Combien de personnes sont concernés par le deuil périnatal ? Une femme sur quatre vit une fausse couche. C’est-à-dire un couple sur quatre, une famille sur quatre… Sur 1000 grossesses plus de 10 se termineront par un deuil périnatal. Sur 1000 enfants nés vivants, près de 2 mourront quelques jours après l’accouchement. Alors oui, le deuil périnatal concerne tout le monde.
Le deuil périnatal c’est le fait de vivre une perte de grossesse, peu importe son stade et que cela soit ou non volontaire, ou la perte de son bébé quelques jours après l’accouchement. C’est le fait de vivre l’inacceptable et d’en souffrir au plus profond de sa chair sans savoir si on pourra se relever un jour, sans savoir si même on en a envie. C’est le fait de se retrouver isolé avec sa douleur et sa détresse parce que la société nous impose le silence. Or le poids du silence empêche la reconstruction.
Après la perte de son bébé pouvoir exprimer sa souffrance est essentiel. Cela permet une reconstruction plus facile et plus rapide du parent endeuillé. Pourtant, la parole du parent endeuillé dérange, y compris dans les cercles familiaux et amicaux où on attend d’eux qu’ils « passent à autre chose » et ne « ressassent pas le drame ». Mais comment avancer et faire son deuil quand on nous refuse le seul vrai soutien dont on a besoin ?
Des mots blessants
De trop nombreux témoignages suggèrent que le milieu médical n’est pas suffisamment outillé pour prendre en charge la dimension émotionnelle de la perte d’un bébé, en particulier pour les pertes de grossesse de moins de 22 semaines d’aménorrhées. En effet, actuellement les médecins et les psychologues ne sont pas formés à la gestion du deuil périnatal. Cela ne fait pas partie de leur cursus. Et peu font la démarche de se former par eux mêmes sur le sujet. De ce fait, beaucoup ajoutent de la douleur à la douleur sans le vouloir, que ce soit en ne s’intéressant pas suffisamment à l’état émotionnel, psychologique ou physique de leur patient, ou en ayant un discours ou des mots ressentis comme extrêmement violents pour le parent endeuillé : « Ce n’est pas une vraie fausse couche, c’est juste une grossesse biochimique ». « C’est juste une fausse couche, ça ne compte pas. » « On va vous retirer le matériel ou le déchet» (en parlant de l’embryon ou du fœtus). « On va mettre votre bébé dans le frigo.» « La nature est bien faite, c’est mieux ainsi »...

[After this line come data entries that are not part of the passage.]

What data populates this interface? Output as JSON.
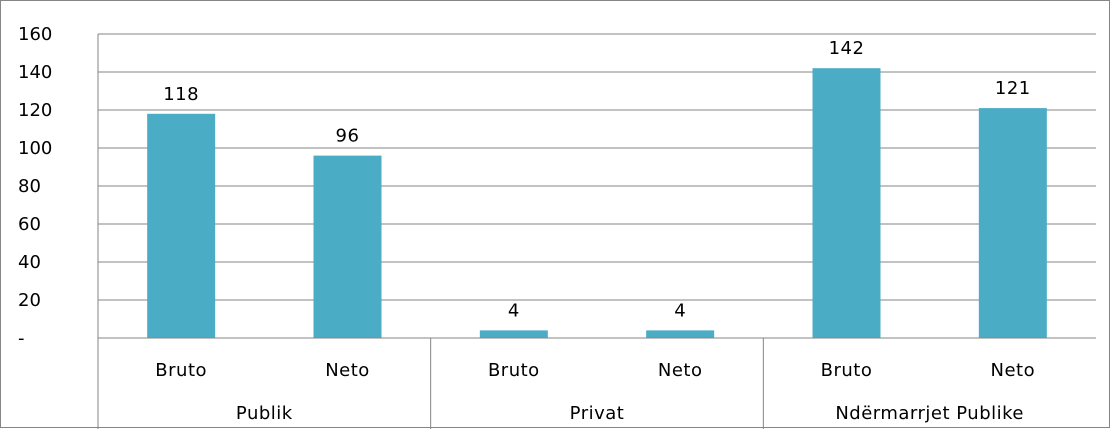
{
  "chart_data": {
    "type": "bar",
    "groups": [
      {
        "label": "Publik",
        "categories": [
          "Bruto",
          "Neto"
        ],
        "values": [
          118,
          96
        ],
        "data_labels": [
          "118",
          "96"
        ]
      },
      {
        "label": "Privat",
        "categories": [
          "Bruto",
          "Neto"
        ],
        "values": [
          4,
          4
        ],
        "data_labels": [
          "4",
          "4"
        ]
      },
      {
        "label": "Ndërmarrjet Publike",
        "categories": [
          "Bruto",
          "Neto"
        ],
        "values": [
          142,
          121
        ],
        "data_labels": [
          "142",
          "121"
        ]
      }
    ],
    "ylim": [
      0,
      160
    ],
    "yticks": [
      0,
      20,
      40,
      60,
      80,
      100,
      120,
      140,
      160
    ],
    "ytick_labels": [
      "-",
      "20",
      "40",
      "60",
      "80",
      "100",
      "120",
      "140",
      "160"
    ],
    "title": "",
    "xlabel": "",
    "ylabel": "",
    "grid": true,
    "legend": "none",
    "colors": {
      "bar": "#4bacc6",
      "grid": "#868686",
      "axis": "#868686",
      "border": "#868686",
      "text": "#000000"
    }
  }
}
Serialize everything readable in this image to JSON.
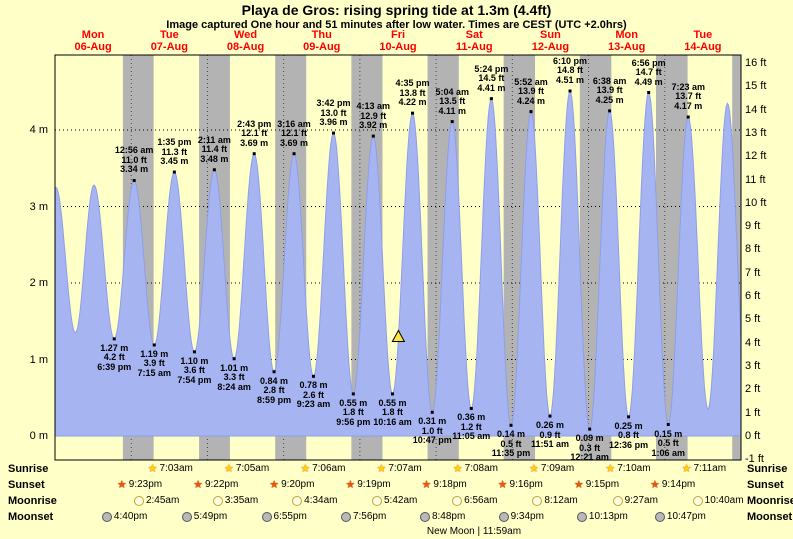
{
  "page": {
    "title": "Playa de Gros: rising  spring tide at 1.3m (4.4ft)",
    "subtitle": "Image captured One hour and 51 minutes after low water. Times are CEST (UTC +2.0hrs)"
  },
  "days": [
    {
      "name": "Mon",
      "date": "06-Aug"
    },
    {
      "name": "Tue",
      "date": "07-Aug"
    },
    {
      "name": "Wed",
      "date": "08-Aug"
    },
    {
      "name": "Thu",
      "date": "09-Aug"
    },
    {
      "name": "Fri",
      "date": "10-Aug"
    },
    {
      "name": "Sat",
      "date": "11-Aug"
    },
    {
      "name": "Sun",
      "date": "12-Aug"
    },
    {
      "name": "Mon",
      "date": "13-Aug"
    },
    {
      "name": "Tue",
      "date": "14-Aug"
    }
  ],
  "axes": {
    "left": [
      "4 m",
      "3 m",
      "2 m",
      "1 m",
      "0 m"
    ],
    "right": [
      "16 ft",
      "15 ft",
      "14 ft",
      "13 ft",
      "12 ft",
      "11 ft",
      "10 ft",
      "9 ft",
      "8 ft",
      "7 ft",
      "6 ft",
      "5 ft",
      "4 ft",
      "3 ft",
      "2 ft",
      "1 ft",
      "0 ft",
      "-1 ft"
    ]
  },
  "chart_data": {
    "type": "area",
    "title": "Playa de Gros: rising  spring tide at 1.3m (4.4ft)",
    "x_range_days": 9,
    "y_range_m": [
      -0.3,
      5.0
    ],
    "colors": {
      "background": "#ffffc8",
      "night_band": "#b3b3b3",
      "tide_fill": "#a6b5f2",
      "tide_edge": "#8e9ee8",
      "day_label": "#ff0000",
      "marker": "#000000",
      "current_marker_fill": "#ffe33e"
    },
    "tide_events": [
      {
        "day": -1,
        "hour": 18.2,
        "height_m": 1.35,
        "type": "low",
        "estimated": true
      },
      {
        "day": 0,
        "hour": 0.28,
        "height_m": 3.25,
        "type": "high",
        "estimated": true
      },
      {
        "day": 0,
        "hour": 6.42,
        "height_m": 1.35,
        "type": "low",
        "estimated": true
      },
      {
        "day": 0,
        "hour": 12.28,
        "height_m": 3.28,
        "type": "high",
        "estimated": true
      },
      {
        "day": 0,
        "hour": 18.65,
        "height_m": 1.27,
        "type": "low",
        "label": [
          "1.27 m",
          "4.2 ft",
          "6:39 pm"
        ]
      },
      {
        "day": 1,
        "hour": 0.93,
        "height_m": 3.34,
        "type": "high",
        "label": [
          "12:56 am",
          "11.0 ft",
          "3.34 m"
        ]
      },
      {
        "day": 1,
        "hour": 7.25,
        "height_m": 1.19,
        "type": "low",
        "label": [
          "1.19 m",
          "3.9 ft",
          "7:15 am"
        ]
      },
      {
        "day": 1,
        "hour": 13.58,
        "height_m": 3.45,
        "type": "high",
        "label": [
          "1:35 pm",
          "11.3 ft",
          "3.45 m"
        ]
      },
      {
        "day": 1,
        "hour": 19.9,
        "height_m": 1.1,
        "type": "low",
        "label": [
          "1.10 m",
          "3.6 ft",
          "7:54 pm"
        ]
      },
      {
        "day": 2,
        "hour": 2.18,
        "height_m": 3.48,
        "type": "high",
        "label": [
          "2:11 am",
          "11.4 ft",
          "3.48 m"
        ]
      },
      {
        "day": 2,
        "hour": 8.4,
        "height_m": 1.01,
        "type": "low",
        "label": [
          "1.01 m",
          "3.3 ft",
          "8:24 am"
        ]
      },
      {
        "day": 2,
        "hour": 14.72,
        "height_m": 3.69,
        "type": "high",
        "label": [
          "2:43 pm",
          "12.1 ft",
          "3.69 m"
        ]
      },
      {
        "day": 2,
        "hour": 20.98,
        "height_m": 0.84,
        "type": "low",
        "label": [
          "0.84 m",
          "2.8 ft",
          "8:59 pm"
        ]
      },
      {
        "day": 3,
        "hour": 3.27,
        "height_m": 3.69,
        "type": "high",
        "label": [
          "3:16 am",
          "12.1 ft",
          "3.69 m"
        ]
      },
      {
        "day": 3,
        "hour": 9.38,
        "height_m": 0.78,
        "type": "low",
        "label": [
          "0.78 m",
          "2.6 ft",
          "9:23 am"
        ]
      },
      {
        "day": 3,
        "hour": 15.7,
        "height_m": 3.96,
        "type": "high",
        "label": [
          "3:42 pm",
          "13.0 ft",
          "3.96 m"
        ]
      },
      {
        "day": 3,
        "hour": 21.93,
        "height_m": 0.55,
        "type": "low",
        "label": [
          "0.55 m",
          "1.8 ft",
          "9:56 pm"
        ]
      },
      {
        "day": 4,
        "hour": 4.22,
        "height_m": 3.92,
        "type": "high",
        "label": [
          "4:13 am",
          "12.9 ft",
          "3.92 m"
        ]
      },
      {
        "day": 4,
        "hour": 10.27,
        "height_m": 0.55,
        "type": "low",
        "label": [
          "0.55 m",
          "1.8 ft",
          "10:16 am"
        ]
      },
      {
        "day": 4,
        "hour": 16.58,
        "height_m": 4.22,
        "type": "high",
        "label": [
          "4:35 pm",
          "13.8 ft",
          "4.22 m"
        ]
      },
      {
        "day": 4,
        "hour": 22.78,
        "height_m": 0.31,
        "type": "low",
        "label": [
          "0.31 m",
          "1.0 ft",
          "10:47 pm"
        ]
      },
      {
        "day": 5,
        "hour": 5.07,
        "height_m": 4.11,
        "type": "high",
        "label": [
          "5:04 am",
          "13.5 ft",
          "4.11 m"
        ]
      },
      {
        "day": 5,
        "hour": 11.08,
        "height_m": 0.36,
        "type": "low",
        "label": [
          "0.36 m",
          "1.2 ft",
          "11:05 am"
        ]
      },
      {
        "day": 5,
        "hour": 17.4,
        "height_m": 4.41,
        "type": "high",
        "label": [
          "5:24 pm",
          "14.5 ft",
          "4.41 m"
        ]
      },
      {
        "day": 5,
        "hour": 23.58,
        "height_m": 0.14,
        "type": "low",
        "label": [
          "0.14 m",
          "0.5 ft",
          "11:35 pm"
        ]
      },
      {
        "day": 6,
        "hour": 5.87,
        "height_m": 4.24,
        "type": "high",
        "label": [
          "5:52 am",
          "13.9 ft",
          "4.24 m"
        ]
      },
      {
        "day": 6,
        "hour": 11.85,
        "height_m": 0.26,
        "type": "low",
        "label": [
          "0.26 m",
          "0.9 ft",
          "11:51 am"
        ]
      },
      {
        "day": 6,
        "hour": 18.17,
        "height_m": 4.51,
        "type": "high",
        "label": [
          "6:10 pm",
          "14.8 ft",
          "4.51 m"
        ]
      },
      {
        "day": 7,
        "hour": 0.35,
        "height_m": 0.09,
        "type": "low",
        "label": [
          "0.09 m",
          "0.3 ft",
          "12:21 am"
        ]
      },
      {
        "day": 7,
        "hour": 6.63,
        "height_m": 4.25,
        "type": "high",
        "label": [
          "6:38 am",
          "13.9 ft",
          "4.25 m"
        ]
      },
      {
        "day": 7,
        "hour": 12.6,
        "height_m": 0.25,
        "type": "low",
        "label": [
          "0.25 m",
          "0.8 ft",
          "12:36 pm"
        ]
      },
      {
        "day": 7,
        "hour": 18.93,
        "height_m": 4.49,
        "type": "high",
        "label": [
          "6:56 pm",
          "14.7 ft",
          "4.49 m"
        ]
      },
      {
        "day": 8,
        "hour": 1.1,
        "height_m": 0.15,
        "type": "low",
        "label": [
          "0.15 m",
          "0.5 ft",
          "1:06 am"
        ]
      },
      {
        "day": 8,
        "hour": 7.38,
        "height_m": 4.17,
        "type": "high",
        "label": [
          "7:23 am",
          "13.7 ft",
          "4.17 m"
        ]
      },
      {
        "day": 8,
        "hour": 13.6,
        "height_m": 0.35,
        "type": "low",
        "estimated": true
      },
      {
        "day": 8,
        "hour": 19.75,
        "height_m": 4.35,
        "type": "high",
        "estimated": true
      },
      {
        "day": 9,
        "hour": 2.0,
        "height_m": 0.3,
        "type": "low",
        "estimated": true
      }
    ],
    "current_marker": {
      "day": 4,
      "hour": 12.12
    }
  },
  "astro": {
    "sunrise": {
      "label": "Sunrise",
      "entries": [
        {
          "day": 1,
          "time": "7:03am"
        },
        {
          "day": 2,
          "time": "7:05am"
        },
        {
          "day": 3,
          "time": "7:06am"
        },
        {
          "day": 4,
          "time": "7:07am"
        },
        {
          "day": 5,
          "time": "7:08am"
        },
        {
          "day": 6,
          "time": "7:09am"
        },
        {
          "day": 7,
          "time": "7:10am"
        },
        {
          "day": 8,
          "time": "7:11am"
        }
      ]
    },
    "sunset": {
      "label": "Sunset",
      "entries": [
        {
          "day": 0,
          "time": "9:23pm"
        },
        {
          "day": 1,
          "time": "9:22pm"
        },
        {
          "day": 2,
          "time": "9:20pm"
        },
        {
          "day": 3,
          "time": "9:19pm"
        },
        {
          "day": 4,
          "time": "9:18pm"
        },
        {
          "day": 5,
          "time": "9:16pm"
        },
        {
          "day": 6,
          "time": "9:15pm"
        },
        {
          "day": 7,
          "time": "9:14pm"
        }
      ]
    },
    "moonrise": {
      "label": "Moonrise",
      "entries": [
        {
          "day": 1,
          "time": "2:45am"
        },
        {
          "day": 2,
          "time": "3:35am"
        },
        {
          "day": 3,
          "time": "4:34am"
        },
        {
          "day": 4,
          "time": "5:42am"
        },
        {
          "day": 5,
          "time": "6:56am"
        },
        {
          "day": 6,
          "time": "8:12am"
        },
        {
          "day": 7,
          "time": "9:27am"
        },
        {
          "day": 8,
          "time": "10:40am"
        }
      ]
    },
    "moonset": {
      "label": "Moonset",
      "entries": [
        {
          "day": 0,
          "time": "4:40pm"
        },
        {
          "day": 1,
          "time": "5:49pm"
        },
        {
          "day": 2,
          "time": "6:55pm"
        },
        {
          "day": 3,
          "time": "7:56pm"
        },
        {
          "day": 4,
          "time": "8:48pm"
        },
        {
          "day": 5,
          "time": "9:34pm"
        },
        {
          "day": 6,
          "time": "10:13pm"
        },
        {
          "day": 7,
          "time": "10:47pm"
        }
      ]
    },
    "new_moon": "New Moon | 11:59am"
  }
}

Aujourd’hui, des études démontrent que perdre son enfant, même en cas de fausse couche ou d’IVG, ce n’est pas un non-évènement. Et que museler les parents endeuillés, les pousser à aller de l’avant alors qu’ils n’ont pas pu faire un travail de deuil, est le meilleur terreau à l’émergence d’une dépression dans les deux ans qui suivent. Dépression qui est souvent confondue avec un burn-out, en particulier chez les hommes qui ont davantage de propension à se réfugier dans le travail pour mieux fuir la réalité.
Le poids des mots est important en deuil périnatal qu’ils soient prononcés ou tus. Plus la douleur est grande et plus il est important que celles et ceux qui la vivent puissent l’exprimer, car ce qui ne se dit pas s’imprime très durablement. Il est important que celles et ceux qui désirent réconforter privilégient l’écoute et la présence réconfortante aux mots qui créent d’autres maux.
Le Congrès International du Deuil Périnatal et de la Fertilité que j'ai organisé début octobre a eu l’ambition de mettre en avant les attentes et spécificités de ce thème, en réunissant parents endeuillés, médecins, psychologues et praticiens du bien-être autour d’une même volonté : informer, sensibiliser, aider et réunir en remettant la vie, l’amour et l’humain au cœur des problématiques du deuil périnatal.